В доме Клэя встретил Барт, который добродушно приветствовал его:
– Привет, малыш! А я и забыл, что сегодня ты к нам нагрянешь. Такой же тощий, как раньше. – Повернувшись к выходящему из библиотеки Юджину, он воскликнул: – Юджин! К нам пожаловал будущий адвокат!
Клэй сразу же ощетинился и фальцетом произнес:
– Уж не думаете ли вы, что я пойду в контору к Клифу? Могу вас заверить: мне есть что сказать отцу!
Барт ухмыльнулся.
– Разумеется! Я так и слышу, как ты долдонишь: «Да, отец! Нет, отец! Как скажете, отец!»
Фейт бросилась на защиту сына:
– Неужели нельзя обойтись без ваших вечных насмешек? Вы три месяца не виделись, могли бы сказать ему что-нибудь приятное!
– Поцелуй братика, Барт! – укоризненно произнес Юджин. – Итак, Клэй, ты готов принять наш поздравительный адрес?
– Заткнись! – бросил тот. – Не смешно!
– Милый, ты, наверное, хочешь принять ванну после этой ужасной поездки? – сказала Фейт, не обращая внимания на Юджина. – Я велела Сибилле как следует нагреть воду. Пойдем наверх.
Ласково сжав руку сына, она повела его по лестнице. Барт, скорчив гримасу, поинтересовался у Юджина, не знает ли тот, за каким дьяволом отцу понадобилось тащить в загон жалкого заморыша, поскольку сам он понять этого не в состоянии.

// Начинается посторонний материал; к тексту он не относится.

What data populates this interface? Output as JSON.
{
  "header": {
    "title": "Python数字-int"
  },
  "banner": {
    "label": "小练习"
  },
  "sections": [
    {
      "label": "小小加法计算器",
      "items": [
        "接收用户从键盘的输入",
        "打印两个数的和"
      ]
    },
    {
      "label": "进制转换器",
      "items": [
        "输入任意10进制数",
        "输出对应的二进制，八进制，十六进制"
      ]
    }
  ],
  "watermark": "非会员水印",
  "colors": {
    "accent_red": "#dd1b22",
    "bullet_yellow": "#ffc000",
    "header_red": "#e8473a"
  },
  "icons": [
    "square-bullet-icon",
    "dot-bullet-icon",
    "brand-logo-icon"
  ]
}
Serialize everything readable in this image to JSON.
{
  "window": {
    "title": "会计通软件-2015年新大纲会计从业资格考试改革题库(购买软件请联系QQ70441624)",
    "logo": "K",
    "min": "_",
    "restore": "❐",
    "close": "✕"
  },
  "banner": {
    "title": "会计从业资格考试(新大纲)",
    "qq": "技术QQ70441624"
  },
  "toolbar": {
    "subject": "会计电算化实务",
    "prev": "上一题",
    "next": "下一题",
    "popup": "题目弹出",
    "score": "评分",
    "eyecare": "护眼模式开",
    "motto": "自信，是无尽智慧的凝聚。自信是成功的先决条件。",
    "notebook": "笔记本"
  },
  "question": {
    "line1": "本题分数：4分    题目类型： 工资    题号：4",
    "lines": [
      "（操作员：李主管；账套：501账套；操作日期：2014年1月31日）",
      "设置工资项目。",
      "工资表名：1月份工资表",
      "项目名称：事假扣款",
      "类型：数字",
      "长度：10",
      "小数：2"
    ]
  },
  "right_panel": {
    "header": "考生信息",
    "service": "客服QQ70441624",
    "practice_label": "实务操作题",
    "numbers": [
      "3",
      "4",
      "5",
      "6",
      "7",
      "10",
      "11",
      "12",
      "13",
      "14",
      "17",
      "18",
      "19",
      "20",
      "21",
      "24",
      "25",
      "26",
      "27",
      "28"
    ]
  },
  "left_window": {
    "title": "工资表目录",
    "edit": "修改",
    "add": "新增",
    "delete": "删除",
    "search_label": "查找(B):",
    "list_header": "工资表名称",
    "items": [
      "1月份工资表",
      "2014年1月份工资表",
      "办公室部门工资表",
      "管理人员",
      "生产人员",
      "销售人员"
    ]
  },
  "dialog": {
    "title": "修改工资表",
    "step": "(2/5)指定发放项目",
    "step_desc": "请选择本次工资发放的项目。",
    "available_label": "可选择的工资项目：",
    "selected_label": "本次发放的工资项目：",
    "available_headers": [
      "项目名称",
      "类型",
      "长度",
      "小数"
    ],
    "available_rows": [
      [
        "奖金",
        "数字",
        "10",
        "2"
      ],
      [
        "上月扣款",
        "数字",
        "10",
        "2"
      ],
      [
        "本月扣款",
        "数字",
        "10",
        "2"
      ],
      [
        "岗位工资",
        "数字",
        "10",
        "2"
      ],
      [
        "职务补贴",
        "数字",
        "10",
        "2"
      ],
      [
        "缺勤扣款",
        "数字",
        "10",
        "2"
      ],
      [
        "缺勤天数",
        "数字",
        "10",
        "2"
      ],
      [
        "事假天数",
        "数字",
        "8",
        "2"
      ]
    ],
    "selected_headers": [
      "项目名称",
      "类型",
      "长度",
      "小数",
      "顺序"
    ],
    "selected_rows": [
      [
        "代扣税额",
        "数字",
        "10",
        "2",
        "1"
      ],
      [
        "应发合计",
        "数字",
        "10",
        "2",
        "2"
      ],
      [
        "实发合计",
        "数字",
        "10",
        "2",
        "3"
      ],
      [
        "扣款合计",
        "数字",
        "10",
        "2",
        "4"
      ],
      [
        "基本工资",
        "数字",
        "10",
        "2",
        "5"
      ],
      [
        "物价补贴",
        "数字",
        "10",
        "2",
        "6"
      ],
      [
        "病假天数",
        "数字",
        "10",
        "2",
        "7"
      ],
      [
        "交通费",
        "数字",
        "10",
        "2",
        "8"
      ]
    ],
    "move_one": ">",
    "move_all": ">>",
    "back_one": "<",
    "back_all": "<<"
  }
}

Встреча Клэя с отцом произошла после ужина, когда вся семья была в сборе. Увидев сына, Пенхаллоу грозно спросил, почему тот не явился к нему сразу же по прибытии. Побледнев, Клэй начал бессвязно объяснять, что не хотел тревожить отца. В ответ Пенхаллоу произнес обличительную речь, стыдя сына за отсутствие уважения к родителю, причем таким громовым голосом, что бедняга Клэй затрясся от ужаса и залепетал извинения. Эта трусливая покорность всколыхнула в старике все самое дурное, и он устроил сыну разнос, заставляя отвечать на самые невероятные вопросы и провоцируя его на вынужденную дерзость. Фейт, едва сдерживая слезы, бросилась на помощь сыну, причем так успешно, что вся ярость Пенхаллоу моментально обратилась на ее персону. Клэй отступил в тень, пытаясь сделать вид, будто все эти крики и оскорбления его нисколько не задевают. Конрад, случайно увидевший, как Барт целуется с Лавди, и весьма раздосадованный этой сценой, стал измываться над сводным братом с такой злостью, что Барту пришлось вступиться за несчастного. Он был человеком незлым, хотя в гневе мог побить всякого, кто имел неосторожность разъярить его. Но своим заступничеством он оказал Клэю медвежью услугу – оно лишь разожгло ревность Конрада, который терпеть не мог, когда брат-близнец выказывал симпатию кому-нибудь, кроме него. Рэймонд, не разговаривавший с отцом после стычки из-за Джимми, не принимал участия в общей перепалке. Он мрачно смотрел на огонь, изредка перебрасываясь парой слов с сидящей рядом теткой. Порой презрительно поглядывал на Клэя, уползшего в самый дальний угол, одобрительно улыбаясь шпилькам, которые вставлял тому Конрад.